• Berita Terkini

    Sabtu, 09 September 2017

    Pendidikan Karakter Tidak Mudah Dijalankan

    JAKARTA- Pendidikan karakter yang digulirkan Presiden Joko Widodo sejatinya bukan hal baru. Di akhir era Presiden Susilo Bambang Yodhoyono, melalui Kurikulum 2013 (K-13), pembelajaran juga menekankan karakter. Meskipun sudah berjalan empat tahunan, pembelajaran berbasis karakter di K-13 tidak mudah dijalankan.


    Ketika K-13 diterapkan, ada sejumlah aspek yang dikeluhkan guru. Diantaranya adalah keharusan guru semua mata pelajaran menyisipkan kompetensi keagamaan dan norma lainnya, banyak guru mengeluh kesulitan.

    Kemudian pengisian rapor yang menggunakan sistem esay, supaya bisa menggambarkan karakter anak, juga sempat dikeluhkan.


    Komisioner Komisi Perlindungan Anak Indonesia (KPAI) Bidang Pendidikan Retno Listyarti mengapresiasi terbitnya Perpres 87/2017 tentang Penguatan Pendidikan Karakter (PPK). Mantan Sekjen Federasi Guru Seluruh Indonesia (FSGI) itu mengatakan penguatan pendidikan karakter tidak akan otomatis mudah dijalankan di lapangan.


    "Guru sebagai ujung tombak penguatan pendidikan karakter perlu panduan teknis dan sejelas-jelasnya," katanya di Jakarta kemarin. Mantan Kepala SMAN 3 Jakarta itu menuturkan ada sejumlah persoalan yang harus diantisipasi dalam pelaksanakan pendidikan karakter di era Presiden Joko Widodo.


    Diantaranya adalah pendidikan karakter di sekolah itu tidak bisa diteorikan atau didiktekan kepada siswa. Karakter harus dibangun melalui seluruh proses pembelajaran di sekolah. "Harus dibangun school culture. Mulai dari kepsek, guru, siswa, orangtua, bahkan masyarakat sekitar sekolah," jelasnya.


    Kemudian pendidikan karakter itu bukan dimulai dari siswanya. Jadi siswa itu bukan objek pertama yang dididik supaya berkarakter. Tetapi guru dan orangtua yang harus dibangu karakternya lebih dahulu. Sebab menurutnya, 70 persen perilaku anak-anak itu hasil meniru orang dewasa.

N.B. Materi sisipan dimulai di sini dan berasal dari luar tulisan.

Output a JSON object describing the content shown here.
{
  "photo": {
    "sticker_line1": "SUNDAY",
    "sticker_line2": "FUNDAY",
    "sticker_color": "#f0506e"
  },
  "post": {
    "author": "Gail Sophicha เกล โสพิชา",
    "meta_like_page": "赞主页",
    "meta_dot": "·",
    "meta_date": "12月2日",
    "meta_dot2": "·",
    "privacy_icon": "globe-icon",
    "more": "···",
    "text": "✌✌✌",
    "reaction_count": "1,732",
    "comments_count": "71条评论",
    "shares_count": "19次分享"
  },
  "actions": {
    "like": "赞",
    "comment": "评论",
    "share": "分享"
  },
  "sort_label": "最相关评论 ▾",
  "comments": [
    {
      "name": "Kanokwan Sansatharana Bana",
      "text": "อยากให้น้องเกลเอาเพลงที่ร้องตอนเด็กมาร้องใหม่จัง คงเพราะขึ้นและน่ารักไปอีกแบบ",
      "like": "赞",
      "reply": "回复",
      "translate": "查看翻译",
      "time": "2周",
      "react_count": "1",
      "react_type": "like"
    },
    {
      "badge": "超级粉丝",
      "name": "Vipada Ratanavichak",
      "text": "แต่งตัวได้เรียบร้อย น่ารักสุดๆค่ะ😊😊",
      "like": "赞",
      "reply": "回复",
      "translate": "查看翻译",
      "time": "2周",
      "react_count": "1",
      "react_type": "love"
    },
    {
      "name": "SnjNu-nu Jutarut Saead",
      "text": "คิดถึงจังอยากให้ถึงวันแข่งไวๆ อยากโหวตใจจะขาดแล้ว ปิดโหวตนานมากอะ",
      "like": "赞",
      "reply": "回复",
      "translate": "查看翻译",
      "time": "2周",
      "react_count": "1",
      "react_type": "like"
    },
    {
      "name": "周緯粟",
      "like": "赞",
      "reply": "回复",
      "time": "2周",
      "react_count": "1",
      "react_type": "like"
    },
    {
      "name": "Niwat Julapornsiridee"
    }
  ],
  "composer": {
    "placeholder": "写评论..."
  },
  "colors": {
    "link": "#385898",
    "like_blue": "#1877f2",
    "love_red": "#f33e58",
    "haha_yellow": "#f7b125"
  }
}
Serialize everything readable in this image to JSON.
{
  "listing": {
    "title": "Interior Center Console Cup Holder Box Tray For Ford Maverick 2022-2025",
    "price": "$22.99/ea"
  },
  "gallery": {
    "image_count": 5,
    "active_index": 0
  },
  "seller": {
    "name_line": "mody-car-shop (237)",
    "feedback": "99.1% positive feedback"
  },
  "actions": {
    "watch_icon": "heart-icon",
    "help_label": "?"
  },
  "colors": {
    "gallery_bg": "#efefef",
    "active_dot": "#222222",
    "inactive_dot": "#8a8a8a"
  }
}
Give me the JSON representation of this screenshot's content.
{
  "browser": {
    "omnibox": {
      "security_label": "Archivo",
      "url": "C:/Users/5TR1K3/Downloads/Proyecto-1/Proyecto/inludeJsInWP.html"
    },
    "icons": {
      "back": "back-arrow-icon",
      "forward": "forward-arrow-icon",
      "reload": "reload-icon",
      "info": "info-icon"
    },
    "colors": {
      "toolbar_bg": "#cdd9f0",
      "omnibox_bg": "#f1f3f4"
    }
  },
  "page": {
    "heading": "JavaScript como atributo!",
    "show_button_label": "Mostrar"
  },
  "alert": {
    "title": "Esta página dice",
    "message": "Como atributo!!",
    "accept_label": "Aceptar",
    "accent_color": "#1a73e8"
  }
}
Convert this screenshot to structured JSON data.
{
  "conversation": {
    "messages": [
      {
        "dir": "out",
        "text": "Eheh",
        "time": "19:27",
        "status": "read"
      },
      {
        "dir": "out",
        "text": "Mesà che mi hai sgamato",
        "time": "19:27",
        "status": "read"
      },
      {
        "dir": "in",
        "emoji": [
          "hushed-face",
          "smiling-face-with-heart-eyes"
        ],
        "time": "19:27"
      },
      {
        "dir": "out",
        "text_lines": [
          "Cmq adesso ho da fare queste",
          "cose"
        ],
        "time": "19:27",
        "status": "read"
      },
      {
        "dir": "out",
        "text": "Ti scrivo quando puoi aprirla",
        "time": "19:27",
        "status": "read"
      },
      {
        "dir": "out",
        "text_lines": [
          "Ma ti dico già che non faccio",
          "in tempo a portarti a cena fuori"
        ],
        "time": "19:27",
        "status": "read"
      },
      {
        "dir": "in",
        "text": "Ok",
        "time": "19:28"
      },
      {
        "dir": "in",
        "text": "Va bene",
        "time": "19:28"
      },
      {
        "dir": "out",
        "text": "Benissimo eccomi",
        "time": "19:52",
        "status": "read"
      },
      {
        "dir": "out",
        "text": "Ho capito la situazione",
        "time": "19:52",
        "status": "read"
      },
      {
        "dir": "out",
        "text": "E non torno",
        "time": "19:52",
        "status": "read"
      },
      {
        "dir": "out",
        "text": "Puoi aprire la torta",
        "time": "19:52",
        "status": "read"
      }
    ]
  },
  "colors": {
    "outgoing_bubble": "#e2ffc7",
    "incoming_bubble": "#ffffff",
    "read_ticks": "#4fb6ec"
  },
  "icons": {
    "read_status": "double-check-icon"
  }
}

    Sebagus apapun metode pendidikan karakter, jika gurunya tidak memberikan contoh yang baik, percuma. "Di era pendidikan karakter ini, anak butuh teladan," jelasnya. Dia mencontohkan jika kepala sekolah menunjukkan sikap transparan, maka siswa yang jadi pengurus OSIS juga bakal mencontohnya.


    Dia juga menuturkan pendidikan karakter itu berbeda dengan menjelaskan rumus matematika. Retno mengatakan pendidikan karakter anak itu melalui pembiasaan. Misalnya pembiasaan membuang sampah pada tempatnya. Perilaku ini harus konsisten diajarkan ke siswa tidak hanya di sekolah. Tetapi di rumah dan lingkungan masyarakat. Sehingga bisa terbentuk anak dengan karakter menjaga kebersihan.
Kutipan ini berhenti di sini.